Grace heard her aunt breathing into the phone. She pictured the scowl on Jane’s face. “OK, Miss Head-in-the-Sand, how about this? There’s some hungry people with a bit of change in their pockets camping out in the woods and trying to save the trees.”
“Oh, thanks. That’s a great way to get our windows shot out.” Grace would have hung up if she weren’t so desperate. “Why don’t I just hang out a sign saying ‘town traitor’? I can’t feed those protestors. This town is just getting over you. That’s all they need.”
“Sorry, sweetheart, but as I see it this is about the only option left that doesn’t involve insurance fraud. Unless you want to start going topless and offering other services behind the counter, you’re not going to pay the damn bills. Your name is on that bank account too. So either figure a way out of this, or I’m doing the decent thing and filing for bankruptcy.”
If she did what Jane was suggesting she might end up losing the very thing that made her want to stay in Prosperity in the first place. She belonged here, it was the only place she’d ever lived and the town was her family—these folks loved her and their love had gotten her through the loss of both her parents. Jane might be her biological family, but it was Prosperity’s enfolding arms that had always given Grace comfort.
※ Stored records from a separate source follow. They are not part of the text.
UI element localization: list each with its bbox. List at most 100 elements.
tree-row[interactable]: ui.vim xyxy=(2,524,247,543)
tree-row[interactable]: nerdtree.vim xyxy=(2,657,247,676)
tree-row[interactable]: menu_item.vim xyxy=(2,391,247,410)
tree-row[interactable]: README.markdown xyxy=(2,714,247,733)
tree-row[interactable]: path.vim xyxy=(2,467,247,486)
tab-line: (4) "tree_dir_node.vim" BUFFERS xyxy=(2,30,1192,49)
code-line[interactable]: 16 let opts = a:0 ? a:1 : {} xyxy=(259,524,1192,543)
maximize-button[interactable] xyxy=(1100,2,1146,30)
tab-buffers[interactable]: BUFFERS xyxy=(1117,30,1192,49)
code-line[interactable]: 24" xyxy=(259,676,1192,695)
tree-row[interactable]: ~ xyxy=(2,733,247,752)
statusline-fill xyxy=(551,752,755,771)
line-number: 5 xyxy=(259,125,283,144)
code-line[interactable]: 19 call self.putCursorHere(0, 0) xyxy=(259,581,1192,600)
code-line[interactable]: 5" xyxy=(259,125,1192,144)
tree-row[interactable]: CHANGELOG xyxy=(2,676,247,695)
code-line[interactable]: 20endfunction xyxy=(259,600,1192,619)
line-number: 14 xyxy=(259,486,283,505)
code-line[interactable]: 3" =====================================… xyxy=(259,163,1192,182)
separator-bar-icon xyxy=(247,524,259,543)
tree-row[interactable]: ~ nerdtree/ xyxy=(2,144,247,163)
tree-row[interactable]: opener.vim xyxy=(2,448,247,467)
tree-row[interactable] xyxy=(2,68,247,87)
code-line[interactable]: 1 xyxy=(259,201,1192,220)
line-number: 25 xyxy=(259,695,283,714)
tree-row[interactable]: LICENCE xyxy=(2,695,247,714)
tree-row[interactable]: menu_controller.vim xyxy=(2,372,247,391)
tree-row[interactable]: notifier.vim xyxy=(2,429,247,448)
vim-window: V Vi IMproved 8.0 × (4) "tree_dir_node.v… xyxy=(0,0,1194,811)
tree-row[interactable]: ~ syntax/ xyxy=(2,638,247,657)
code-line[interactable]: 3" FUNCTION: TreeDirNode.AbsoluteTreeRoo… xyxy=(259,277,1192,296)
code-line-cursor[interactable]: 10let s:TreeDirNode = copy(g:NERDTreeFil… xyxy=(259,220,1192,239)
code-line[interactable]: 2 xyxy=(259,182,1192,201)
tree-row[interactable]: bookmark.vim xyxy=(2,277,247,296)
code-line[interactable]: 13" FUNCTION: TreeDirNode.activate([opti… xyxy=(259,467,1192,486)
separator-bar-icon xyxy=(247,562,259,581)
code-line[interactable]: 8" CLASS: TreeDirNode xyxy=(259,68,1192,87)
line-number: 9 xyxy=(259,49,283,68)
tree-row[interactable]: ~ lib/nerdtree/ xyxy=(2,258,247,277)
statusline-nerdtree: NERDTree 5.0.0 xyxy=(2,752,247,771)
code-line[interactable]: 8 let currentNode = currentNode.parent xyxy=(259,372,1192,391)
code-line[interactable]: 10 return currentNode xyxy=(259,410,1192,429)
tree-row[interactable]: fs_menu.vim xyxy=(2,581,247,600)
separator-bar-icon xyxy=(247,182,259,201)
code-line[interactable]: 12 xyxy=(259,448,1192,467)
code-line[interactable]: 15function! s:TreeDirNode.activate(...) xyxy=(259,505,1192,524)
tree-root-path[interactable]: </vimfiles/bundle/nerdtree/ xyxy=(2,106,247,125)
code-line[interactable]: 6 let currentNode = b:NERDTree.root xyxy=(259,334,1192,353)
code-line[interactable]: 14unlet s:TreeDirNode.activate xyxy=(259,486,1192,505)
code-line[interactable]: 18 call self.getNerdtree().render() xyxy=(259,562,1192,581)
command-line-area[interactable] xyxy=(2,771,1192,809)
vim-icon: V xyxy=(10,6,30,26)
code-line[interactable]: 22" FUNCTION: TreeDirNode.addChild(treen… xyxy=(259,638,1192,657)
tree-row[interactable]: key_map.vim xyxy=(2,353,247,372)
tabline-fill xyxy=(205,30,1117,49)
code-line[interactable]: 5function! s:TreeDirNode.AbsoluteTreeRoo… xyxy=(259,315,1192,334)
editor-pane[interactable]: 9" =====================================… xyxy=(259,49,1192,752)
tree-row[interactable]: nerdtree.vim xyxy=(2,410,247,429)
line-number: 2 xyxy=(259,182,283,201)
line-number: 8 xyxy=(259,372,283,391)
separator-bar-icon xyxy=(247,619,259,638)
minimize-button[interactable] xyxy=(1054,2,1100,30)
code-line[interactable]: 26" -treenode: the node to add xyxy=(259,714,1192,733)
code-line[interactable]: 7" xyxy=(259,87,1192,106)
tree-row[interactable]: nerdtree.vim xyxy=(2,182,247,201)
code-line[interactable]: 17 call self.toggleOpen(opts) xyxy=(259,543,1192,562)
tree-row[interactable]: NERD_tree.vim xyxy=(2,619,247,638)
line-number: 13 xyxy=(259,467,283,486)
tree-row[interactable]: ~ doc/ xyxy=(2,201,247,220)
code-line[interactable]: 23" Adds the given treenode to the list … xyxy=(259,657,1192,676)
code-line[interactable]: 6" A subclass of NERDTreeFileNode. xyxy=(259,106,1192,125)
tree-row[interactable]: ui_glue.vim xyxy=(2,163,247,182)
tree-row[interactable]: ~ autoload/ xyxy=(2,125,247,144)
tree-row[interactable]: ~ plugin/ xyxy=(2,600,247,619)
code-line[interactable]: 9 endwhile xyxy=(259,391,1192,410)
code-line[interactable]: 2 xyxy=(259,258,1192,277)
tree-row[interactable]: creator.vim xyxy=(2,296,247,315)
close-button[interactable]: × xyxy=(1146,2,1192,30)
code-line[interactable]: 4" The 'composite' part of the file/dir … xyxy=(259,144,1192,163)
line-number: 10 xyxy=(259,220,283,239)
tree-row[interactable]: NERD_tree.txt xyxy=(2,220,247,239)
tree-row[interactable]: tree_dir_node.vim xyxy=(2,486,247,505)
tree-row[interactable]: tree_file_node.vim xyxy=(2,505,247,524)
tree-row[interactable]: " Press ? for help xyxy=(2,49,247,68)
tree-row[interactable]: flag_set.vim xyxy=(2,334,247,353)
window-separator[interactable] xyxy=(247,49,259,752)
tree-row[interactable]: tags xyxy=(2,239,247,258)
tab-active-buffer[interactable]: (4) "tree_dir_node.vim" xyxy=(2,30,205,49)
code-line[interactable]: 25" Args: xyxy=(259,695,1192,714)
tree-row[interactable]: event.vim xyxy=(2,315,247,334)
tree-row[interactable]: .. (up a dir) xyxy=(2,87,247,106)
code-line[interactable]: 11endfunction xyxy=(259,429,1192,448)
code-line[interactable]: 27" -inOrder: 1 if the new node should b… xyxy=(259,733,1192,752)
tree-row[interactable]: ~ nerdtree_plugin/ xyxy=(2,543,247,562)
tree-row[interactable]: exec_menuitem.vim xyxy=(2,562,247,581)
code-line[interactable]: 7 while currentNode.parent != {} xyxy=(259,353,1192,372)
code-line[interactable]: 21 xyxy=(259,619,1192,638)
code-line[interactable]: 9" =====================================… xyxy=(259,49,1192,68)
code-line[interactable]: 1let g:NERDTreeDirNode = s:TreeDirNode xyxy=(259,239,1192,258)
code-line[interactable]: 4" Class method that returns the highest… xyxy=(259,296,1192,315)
“I just can’t,” she said. “There’s got to be another way.”
“Look, Parrot, those kids in the forest are there because they believe that cutting all the trees is ruining our planet. And I believe it too. We gotta change what we’re doing.” Jane could make it all sound righteous and brave. “Those damn loggers have got to get their heads out of their asses and start looking around. The industry is doomed. If they can’t see that… hell. Anyway, those kids need to eat, and you can feed them, and you just might be able to survive in the bargain. You know your way around in those woods well enough to get to the camp without anyone seeing you. Lyle’s certain
ly not going to go blabbing.”
“Shit.”
“They’ll keep it up with or without your food. It’s on you now. Six months.” Then the phone went dead.
That was all she could hope for from Jane. Grace was on her own. Clearly if she didn’t find a way to keep the café running, she’d have to leave town anyway and she’d be carrying a bundle of debt besides.
When she heard Lyle come in the back door, Grace picked up the pile of bills and walked into the kitchen. “We’re in a bad place. I talked to Jane and she had an idea.”
“Good morning, Grace.” Lyle hung his jacket on the coat rack by the door and grabbed an apron. “From the look on your face, I got a feeling I’m not going to like this idea.”
“Yeah. Well, I don’t like it either, but it might be our only hope.” She waited for him to stop acting like it was a normal work day and look at her. “Feeding the protestors.” She watched his eyebrows rise, his eyes get big. “We could hike up to their camp and bring them food. Like a catering service for hippies.” She laughed in spite of the miserable tangle in her stomach.
“Wow.” Lyle leaned back against the pantry door and folded his arms across his chest, and took this in. “You think it would work?” He grinned at her. “I mean, I don’t like it any more than you do, but those kids probably have money. And if we can stay alive here for a while, something just might change.” He nodded his head, dropped his arms, and pushed himself upright. “OK, Parrot. If it doesn’t work, leaving is always an option. That’s my motto.”
First, they had to make contact.
Lyle agreed that Grace presented less of a threat to a group of hippies expecting trouble in the woods than he did. Plus, it wasn’t unusual for her to put on a backpack and take a hike; people in Prosperity had seen her do that all her life. Lyle stayed out of the woods whenever possible.
The next morning, she packed up a bunch of sandwiches and cookies and headed up what the locals called “the middle trail.” This was one of the three hiking trails that led from Prosperity up through Jake’s preserve and into Mount Oren National Forest.